Do mental and physical illness help us make better art?
Monday, May 27th was the anniversary of Niccolo Paganini's death. Paganini, of course, was the early 19th century violin virtuoso, and his life now seems like a rock cliché: drugs (he took opium and mercury for syphilis), sex (well, he did contract syphilis), and brilliant musicianship (without a doubt, Paganini was one of the great violin virtuosos). Two days later on Wednesday, May 29th, Igor Stravinsky's The Rite of Spring celebrated its 100 year anniversary. Vaslav Nijinskychoreographed The Rite of Spring, and the combination of his forward-thinking, modern choreography and Stravinsky's experiments in tonality and dissonance caused the audience to riot at the premiere.
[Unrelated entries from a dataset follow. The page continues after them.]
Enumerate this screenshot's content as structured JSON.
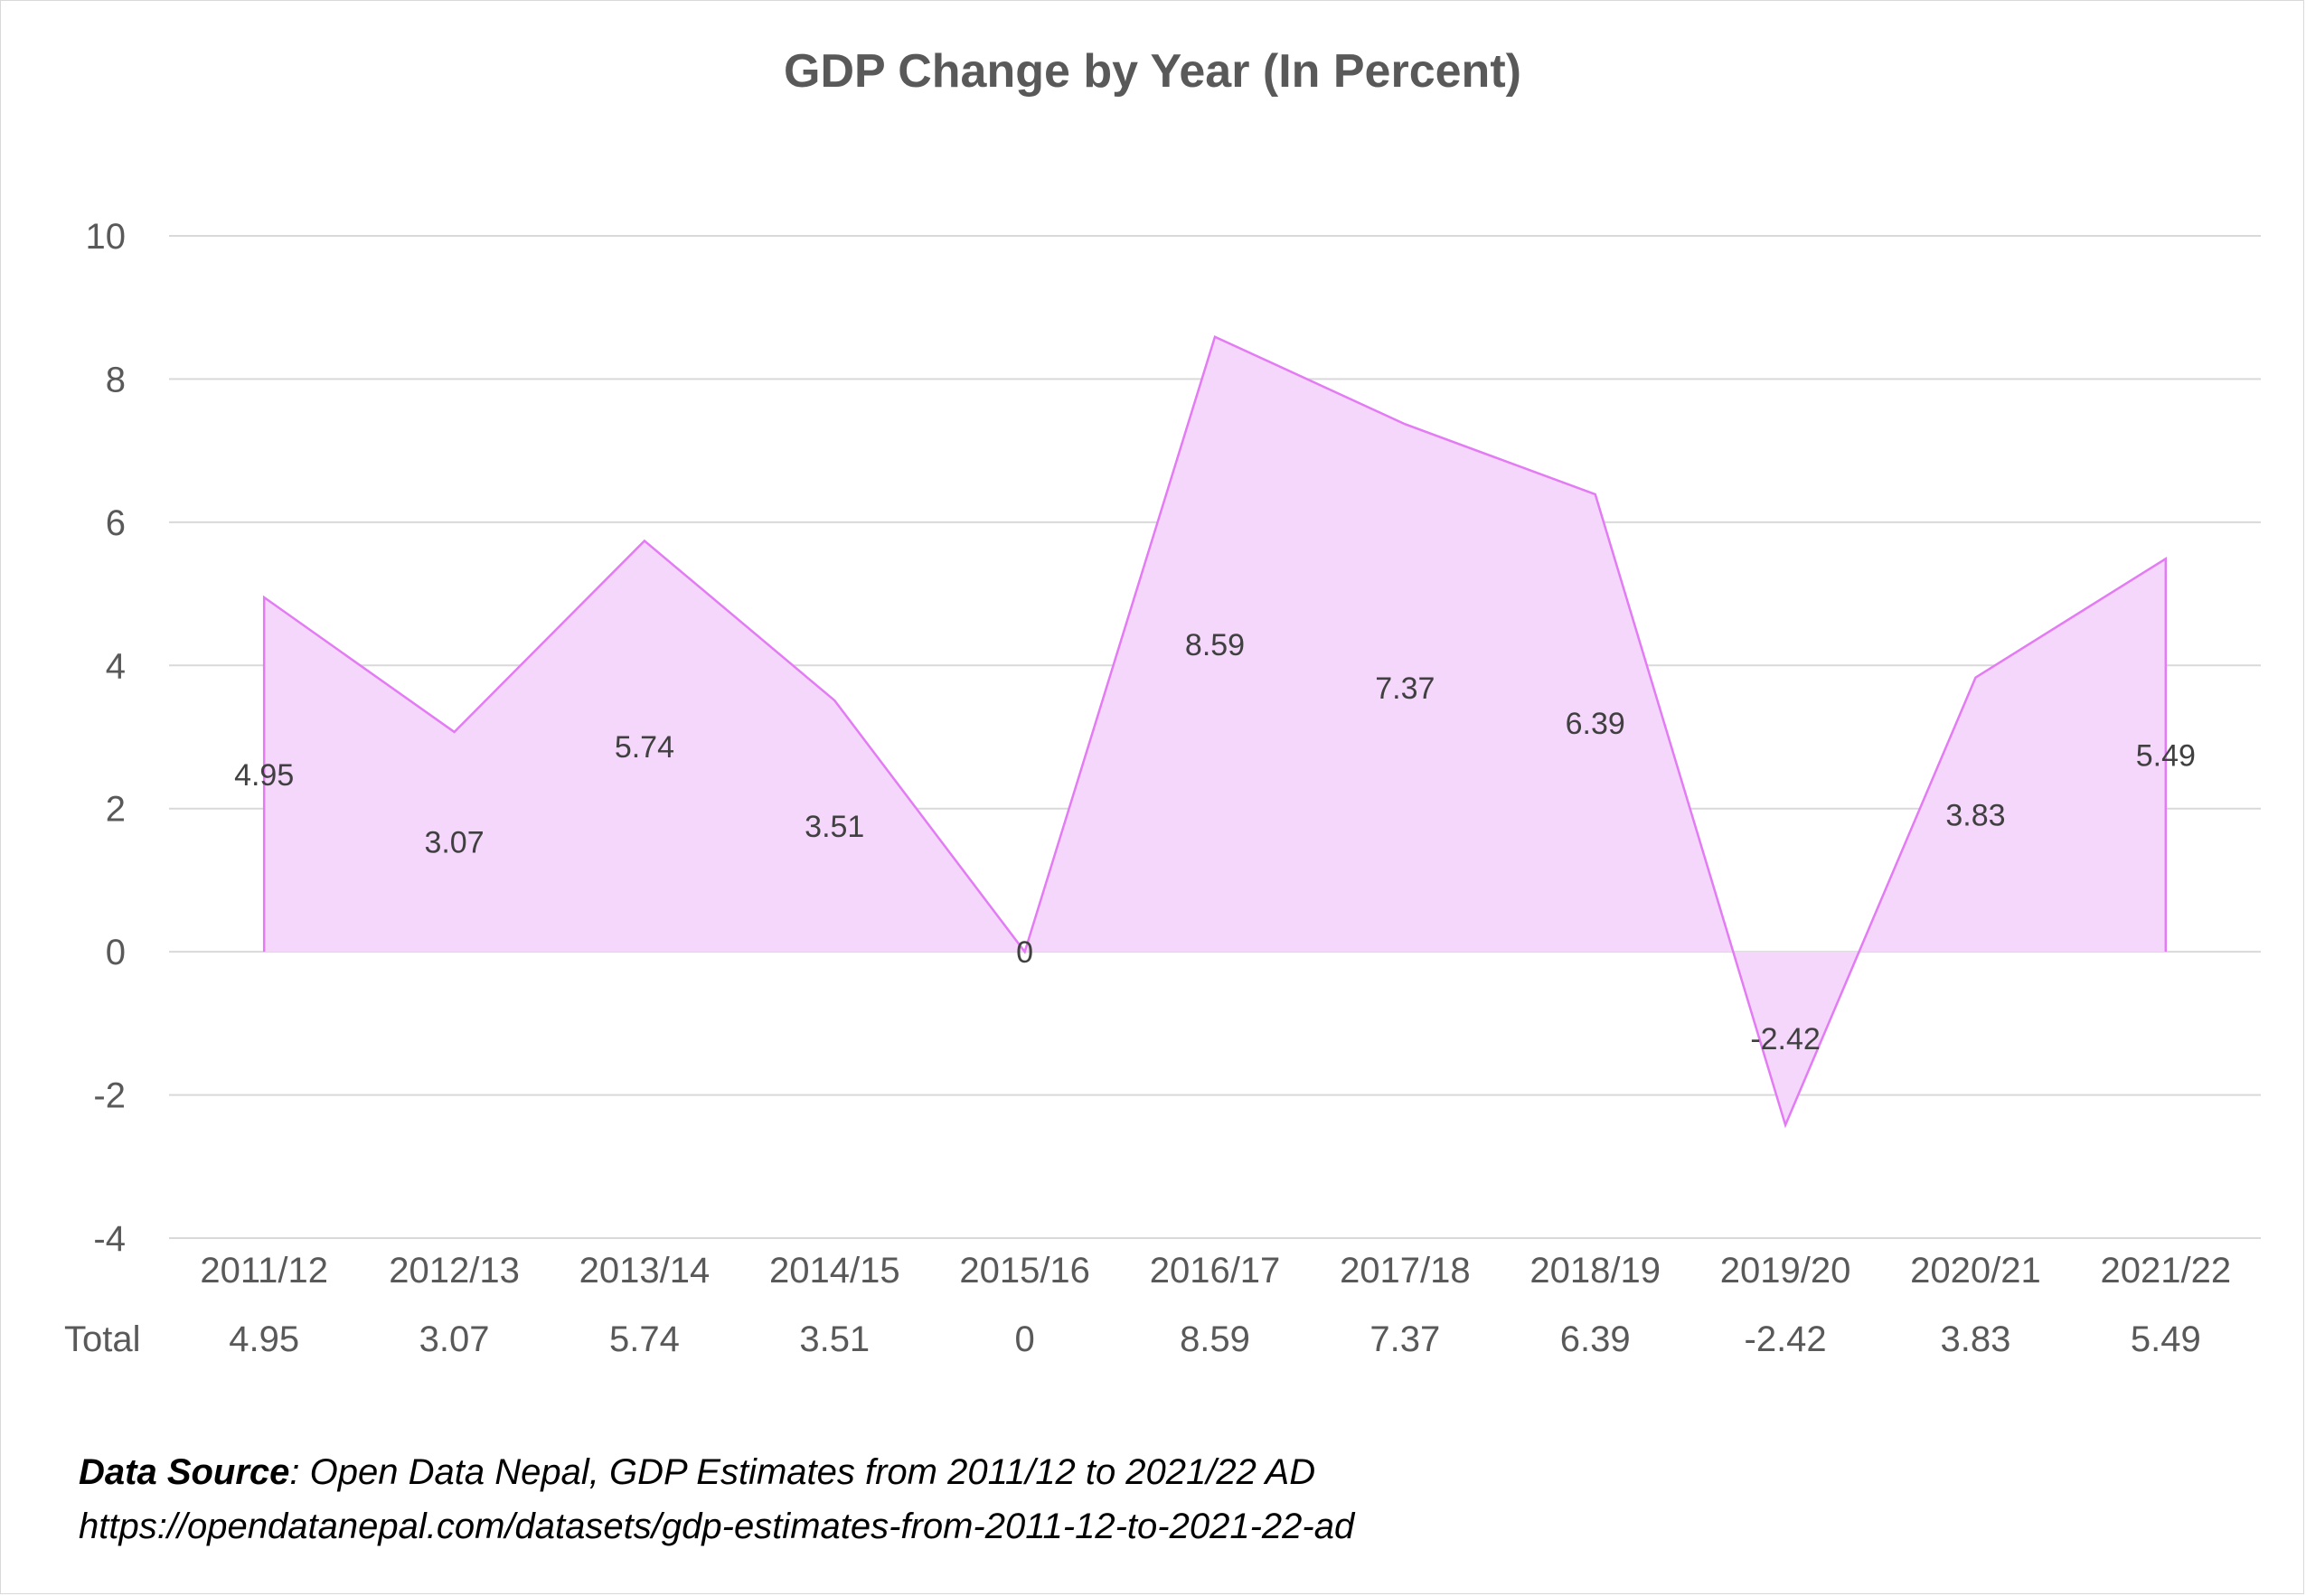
{
  "chart_data": {
    "type": "area",
    "title": "GDP Change by Year (In Percent)",
    "categories": [
      "2011/12",
      "2012/13",
      "2013/14",
      "2014/15",
      "2015/16",
      "2016/17",
      "2017/18",
      "2018/19",
      "2019/20",
      "2020/21",
      "2021/22"
    ],
    "series": [
      {
        "name": "Total",
        "values": [
          4.95,
          3.07,
          5.74,
          3.51,
          0,
          8.59,
          7.37,
          6.39,
          -2.42,
          3.83,
          5.49
        ]
      }
    ],
    "ylim": [
      -4,
      10
    ],
    "yticks": [
      -4,
      -2,
      0,
      2,
      4,
      6,
      8,
      10
    ],
    "xlabel": "",
    "ylabel": "",
    "grid": true,
    "legend": "none",
    "data_table": {
      "row_label": "Total",
      "values": [
        "4.95",
        "3.07",
        "5.74",
        "3.51",
        "0",
        "8.59",
        "7.37",
        "6.39",
        "-2.42",
        "3.83",
        "5.49"
      ]
    },
    "data_labels": [
      "4.95",
      "3.07",
      "5.74",
      "3.51",
      "0",
      "8.59",
      "7.37",
      "6.39",
      "-2.42",
      "3.83",
      "5.49"
    ],
    "colors": {
      "fill": "#f4d7fb",
      "line": "#e27bf4",
      "grid": "#d9d9d9",
      "text": "#595959"
    }
  },
  "source": {
    "label": "Data Source",
    "text": ": Open Data Nepal,  GDP Estimates from 2011/12 to 2021/22 AD",
    "url": "https://opendatanepal.com/datasets/gdp-estimates-from-2011-12-to-2021-22-ad"
  }
}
Both these anniversaries got me thinking about the intersections between great art and illness. Paganini suffered from a rare disorder called Marfan's syndrome and Nijinsky, following the 1916 Ballets Russes tour of America, was diagnosed with schizophrenia and spent the rest of his life in and out of psychiatric hospitals. (Side note: other famous, alleged sufferers of Marfan's syndrome include Sergei Rachmaninoff, Robert Johnson, and Bradford Cox.) Both Paganini and Nijinsky were, undoubtedly, troubled but brilliant performers.
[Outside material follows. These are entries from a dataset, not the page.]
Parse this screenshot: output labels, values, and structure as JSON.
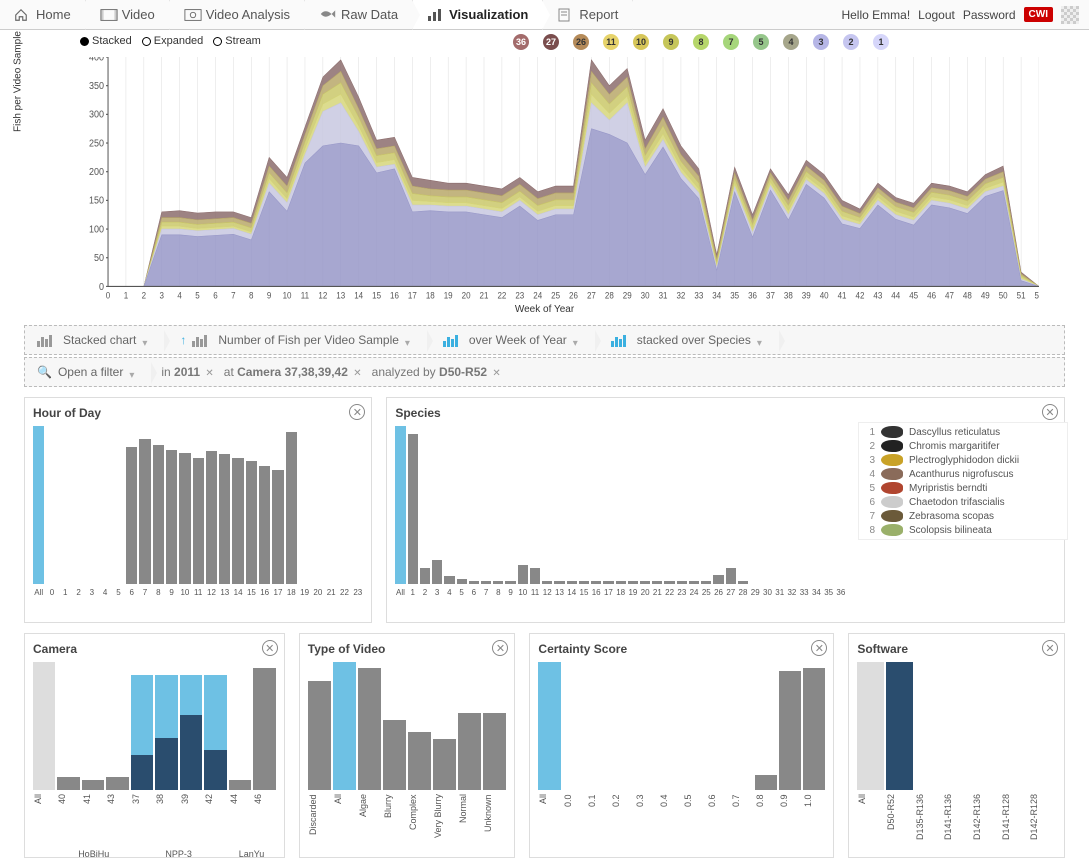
{
  "nav": {
    "items": [
      {
        "label": "Home",
        "icon": "home"
      },
      {
        "label": "Video",
        "icon": "film"
      },
      {
        "label": "Video Analysis",
        "icon": "analysis"
      },
      {
        "label": "Raw Data",
        "icon": "fish"
      },
      {
        "label": "Visualization",
        "icon": "barchart",
        "active": true
      },
      {
        "label": "Report",
        "icon": "report"
      }
    ],
    "greeting": "Hello Emma!",
    "logout": "Logout",
    "password": "Password",
    "brand": "CWI"
  },
  "chart_modes": [
    {
      "label": "Stacked",
      "selected": true
    },
    {
      "label": "Expanded",
      "selected": false
    },
    {
      "label": "Stream",
      "selected": false
    }
  ],
  "number_badges": [
    {
      "n": 36,
      "bg": "#a36b6b",
      "fg": "#fff"
    },
    {
      "n": 27,
      "bg": "#7a4d4d",
      "fg": "#fff"
    },
    {
      "n": 26,
      "bg": "#b58b5a",
      "fg": "#333"
    },
    {
      "n": 11,
      "bg": "#e6d36b",
      "fg": "#333"
    },
    {
      "n": 10,
      "bg": "#d6c65a",
      "fg": "#333"
    },
    {
      "n": 9,
      "bg": "#c6c65a",
      "fg": "#333"
    },
    {
      "n": 8,
      "bg": "#b6d66b",
      "fg": "#333"
    },
    {
      "n": 7,
      "bg": "#a6d67b",
      "fg": "#333"
    },
    {
      "n": 5,
      "bg": "#96c68b",
      "fg": "#333"
    },
    {
      "n": 4,
      "bg": "#a6a68b",
      "fg": "#333"
    },
    {
      "n": 3,
      "bg": "#b6b6e6",
      "fg": "#333"
    },
    {
      "n": 2,
      "bg": "#c6c6f0",
      "fg": "#333"
    },
    {
      "n": 1,
      "bg": "#d6d6fa",
      "fg": "#333"
    }
  ],
  "main_chart": {
    "yaxis_title": "Fish per Video Sample",
    "xaxis_title": "Week of Year",
    "ylim": [
      0,
      400
    ],
    "ytick_step": 50,
    "xlim": [
      0,
      52
    ],
    "series_colors": [
      "#8c6d6d",
      "#b8a86a",
      "#cac86a",
      "#d6d67a",
      "#c8c8e0",
      "#9898c8"
    ],
    "stacked_values": [
      [
        0,
        0,
        0,
        130,
        132,
        128,
        130,
        130,
        120,
        225,
        190,
        278,
        365,
        395,
        330,
        255,
        260,
        190,
        185,
        180,
        180,
        175,
        170,
        190,
        165,
        175,
        175,
        395,
        350,
        380,
        255,
        310,
        245,
        205,
        55,
        208,
        125,
        205,
        160,
        220,
        195,
        150,
        135,
        180,
        155,
        145,
        180,
        175,
        165,
        195,
        210,
        25,
        0
      ],
      [
        0,
        0,
        0,
        120,
        120,
        116,
        118,
        120,
        110,
        210,
        175,
        265,
        350,
        375,
        310,
        240,
        245,
        175,
        170,
        168,
        168,
        163,
        158,
        178,
        153,
        163,
        163,
        375,
        335,
        365,
        240,
        295,
        230,
        192,
        48,
        198,
        116,
        198,
        150,
        210,
        185,
        140,
        127,
        172,
        147,
        137,
        172,
        167,
        157,
        187,
        200,
        22,
        0
      ],
      [
        0,
        0,
        0,
        112,
        112,
        108,
        110,
        112,
        102,
        198,
        163,
        252,
        335,
        355,
        295,
        228,
        233,
        162,
        158,
        156,
        156,
        151,
        146,
        166,
        141,
        151,
        151,
        355,
        318,
        348,
        228,
        280,
        218,
        180,
        42,
        188,
        108,
        190,
        141,
        200,
        176,
        131,
        120,
        164,
        139,
        129,
        164,
        159,
        149,
        179,
        190,
        19,
        0
      ],
      [
        0,
        0,
        0,
        105,
        105,
        101,
        103,
        105,
        95,
        188,
        153,
        240,
        318,
        335,
        280,
        216,
        221,
        150,
        148,
        146,
        146,
        141,
        136,
        156,
        131,
        141,
        141,
        335,
        302,
        332,
        216,
        266,
        207,
        170,
        37,
        180,
        100,
        182,
        132,
        192,
        168,
        123,
        113,
        156,
        131,
        121,
        156,
        151,
        141,
        171,
        182,
        16,
        0
      ],
      [
        0,
        0,
        0,
        100,
        100,
        97,
        99,
        101,
        91,
        180,
        146,
        230,
        305,
        320,
        270,
        208,
        213,
        142,
        142,
        140,
        140,
        135,
        130,
        150,
        125,
        135,
        135,
        320,
        290,
        320,
        208,
        256,
        199,
        163,
        33,
        174,
        94,
        176,
        125,
        186,
        162,
        117,
        108,
        150,
        125,
        115,
        150,
        145,
        135,
        165,
        175,
        13,
        0
      ],
      [
        0,
        0,
        0,
        90,
        90,
        87,
        89,
        91,
        81,
        165,
        131,
        215,
        245,
        250,
        245,
        198,
        205,
        130,
        132,
        130,
        130,
        125,
        120,
        140,
        115,
        125,
        125,
        275,
        265,
        250,
        195,
        243,
        188,
        153,
        28,
        165,
        86,
        168,
        116,
        178,
        154,
        109,
        101,
        142,
        117,
        107,
        142,
        137,
        127,
        157,
        167,
        10,
        0
      ]
    ]
  },
  "controls": {
    "row1": [
      {
        "icon": "grey",
        "label": "Stacked chart",
        "dd": true
      },
      {
        "icon": "arrow",
        "label": "Number of Fish per Video Sample",
        "dd": true
      },
      {
        "icon": "blue",
        "label": "over Week of Year",
        "dd": true
      },
      {
        "icon": "blue",
        "label": "stacked over Species",
        "dd": true
      }
    ],
    "filter_label": "Open a filter",
    "filter_parts": [
      {
        "pre": "in ",
        "bold": "2011",
        "x": true
      },
      {
        "pre": "at ",
        "bold": "Camera 37,38,39,42",
        "x": true
      },
      {
        "pre": "analyzed by ",
        "bold": "D50-R52",
        "x": true
      }
    ]
  },
  "hour_panel": {
    "title": "Hour of Day",
    "labels": [
      "All",
      "0",
      "1",
      "2",
      "3",
      "4",
      "5",
      "6",
      "7",
      "8",
      "9",
      "10",
      "11",
      "12",
      "13",
      "14",
      "15",
      "16",
      "17",
      "18",
      "19",
      "20",
      "21",
      "22",
      "23"
    ],
    "values": [
      100,
      0,
      0,
      0,
      0,
      0,
      0,
      87,
      92,
      88,
      85,
      83,
      80,
      84,
      82,
      80,
      78,
      75,
      72,
      96,
      0,
      0,
      0,
      0,
      0
    ],
    "selected": [
      0
    ]
  },
  "species_panel": {
    "title": "Species",
    "labels": [
      "All",
      "1",
      "2",
      "3",
      "4",
      "5",
      "6",
      "7",
      "8",
      "9",
      "10",
      "11",
      "12",
      "13",
      "14",
      "15",
      "16",
      "17",
      "18",
      "19",
      "20",
      "21",
      "22",
      "23",
      "24",
      "25",
      "26",
      "27",
      "28",
      "29",
      "30",
      "31",
      "32",
      "33",
      "34",
      "35",
      "36"
    ],
    "values": [
      100,
      95,
      10,
      15,
      5,
      3,
      2,
      2,
      2,
      2,
      12,
      10,
      2,
      2,
      2,
      2,
      2,
      2,
      2,
      2,
      2,
      2,
      2,
      2,
      2,
      2,
      6,
      10,
      2,
      0,
      0,
      0,
      0,
      0,
      0,
      0,
      0
    ],
    "selected": [
      0
    ],
    "legend": [
      {
        "n": 1,
        "name": "Dascyllus reticulatus",
        "color": "#333"
      },
      {
        "n": 2,
        "name": "Chromis margaritifer",
        "color": "#222"
      },
      {
        "n": 3,
        "name": "Plectroglyphidodon dickii",
        "color": "#c9a227"
      },
      {
        "n": 4,
        "name": "Acanthurus nigrofuscus",
        "color": "#8a6b5a"
      },
      {
        "n": 5,
        "name": "Myripristis berndti",
        "color": "#b0452f"
      },
      {
        "n": 6,
        "name": "Chaetodon trifascialis",
        "color": "#ccc"
      },
      {
        "n": 7,
        "name": "Zebrasoma scopas",
        "color": "#6b5a3a"
      },
      {
        "n": 8,
        "name": "Scolopsis bilineata",
        "color": "#9ab06a"
      }
    ]
  },
  "camera_panel": {
    "title": "Camera",
    "labels": [
      "All",
      "40",
      "41",
      "43",
      "37",
      "38",
      "39",
      "42",
      "44",
      "46"
    ],
    "values": [
      100,
      10,
      8,
      10,
      90,
      90,
      90,
      90,
      8,
      95
    ],
    "inner": [
      0,
      0,
      0,
      0,
      30,
      45,
      65,
      35,
      0,
      0
    ],
    "selected": [
      4,
      5,
      6,
      7
    ],
    "groups": [
      {
        "label": "",
        "span": 1
      },
      {
        "label": "HoBiHu",
        "span": 3
      },
      {
        "label": "NPP-3",
        "span": 4
      },
      {
        "label": "LanYu",
        "span": 2
      }
    ]
  },
  "video_type_panel": {
    "title": "Type of Video",
    "labels": [
      "Discarded",
      "All",
      "Algae",
      "Blurry",
      "Complex",
      "Very Blurry",
      "Normal",
      "Unknown"
    ],
    "values": [
      85,
      100,
      95,
      55,
      45,
      40,
      60,
      60
    ],
    "selected": [
      1
    ]
  },
  "certainty_panel": {
    "title": "Certainty Score",
    "labels": [
      "All",
      "0.0",
      "0.1",
      "0.2",
      "0.3",
      "0.4",
      "0.5",
      "0.6",
      "0.7",
      "0.8",
      "0.9",
      "1.0"
    ],
    "values": [
      100,
      0,
      0,
      0,
      0,
      0,
      0,
      0,
      0,
      12,
      93,
      95
    ],
    "selected": [
      0
    ]
  },
  "software_panel": {
    "title": "Software",
    "labels": [
      "All",
      "D50-R52",
      "D135-R136",
      "D141-R136",
      "D142-R136",
      "D141-R128",
      "D142-R128"
    ],
    "values": [
      100,
      100,
      0,
      0,
      0,
      0,
      0
    ],
    "inner": [
      0,
      100,
      0,
      0,
      0,
      0,
      0
    ],
    "selected": [
      1
    ]
  }
}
Moreover, what's striking to me about the proximity of these anniversies is the different types of illness each artist suffered from. Paganini's illness is a genetic disorder that affects, among other things, the skeletal system; people with this genetic disorder typically have a thin, tall frame and longer-than-average fingers (which wasn't necessarily a bad thing for Rachmaninoff, Johnson, and Paganini). In short, it's a physical illness. Nijinksy, conversely, struggled for many years with a mental illness that many have encountered through film and the news, or even through friends and family.
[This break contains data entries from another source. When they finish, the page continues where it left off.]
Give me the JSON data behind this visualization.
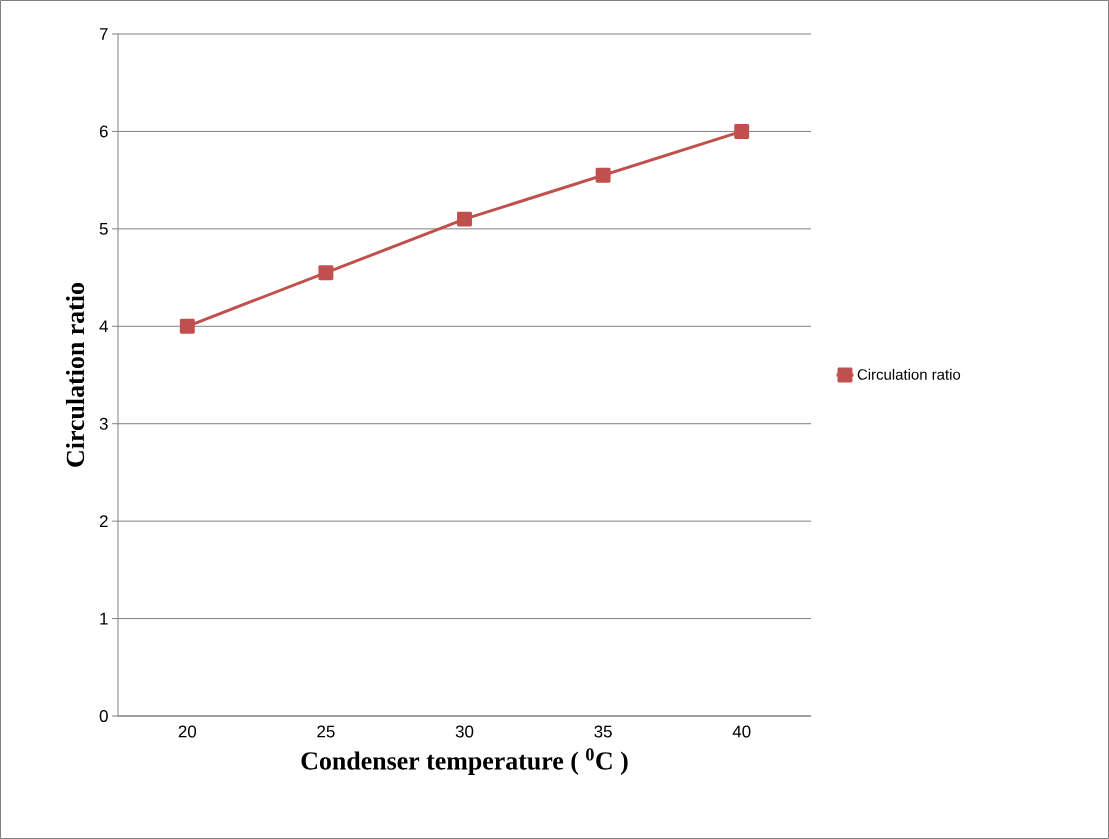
{
  "chart_data": {
    "type": "line",
    "xlabel": "Condenser temperature ( $^{0}$C )",
    "ylabel": "Circulation ratio",
    "categories": [
      "20",
      "25",
      "30",
      "35",
      "40"
    ],
    "series": [
      {
        "name": "Circulation ratio",
        "color": "#c0504d",
        "values": [
          4.0,
          4.55,
          5.1,
          5.55,
          6.0
        ]
      }
    ],
    "ylim": [
      0,
      7
    ],
    "yticks": [
      0,
      1,
      2,
      3,
      4,
      5,
      6,
      7
    ],
    "grid": "y",
    "legend": "right",
    "marker": "square",
    "line_style": "solid"
  }
}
Although I try not to trust Hollywood too much, it's pretty much expected that any depiction of a major artists will include a requisite depiction of illness. A few biopics come to mind:Sylvia Plath in Plath (depression), Jackson Pollock in Pollock (alcoholism), Frida Kahlo in Frida (injury), Ludwig van Beethoven in Immortal Beloved (bipolar and more), the list goes on and on. This correlation between art and illness is one many have long suspected, but last year the Karolinska Institutet in Sweden completed a 40-year-long study of 1.2 million patients and their relatives. Their study found that mental illnesses were more common among artists and scientists than among the general population. OK, so Hollywood isn't totally lying about art and illness. However, what interested me the most about the study was a statement by Simon Kyaga, a doctoral student at the institute: "If one takes the view that certain phenomena associated with the patient's illness are beneficial, it opens the way for a new approach to treatment. In that case, the doctor and patient must come to an agreement on what is to be treated, and at what cost." Basically, what's the cost of treating a condition that enhances one's creativity?
Of course, much of what I'm writing here is speculation. (In fact, some researchers took issue with the Karolinska Institutet finding.) I know that all different types of folks become artists, and the only real thing that unifies them is, well, the fact that they make art. But I can't help but wonder about the conditions that catalyze art. Isn't art, in almost any genre or discipline you can think of, "a certain slant of light," an askance view of reality, or another reality the artist has created? I think of Paganini and Nijinksy and how illness, mental or physical, gives the artist distance from the reality most other people experience. Its their distance -- imaginative, prophetic, medical, or some combination of those -- that allows artists to create the alternate worlds that confront (and change) us.
In my head now, I hear the beginning of Beethoven's fifth symphony.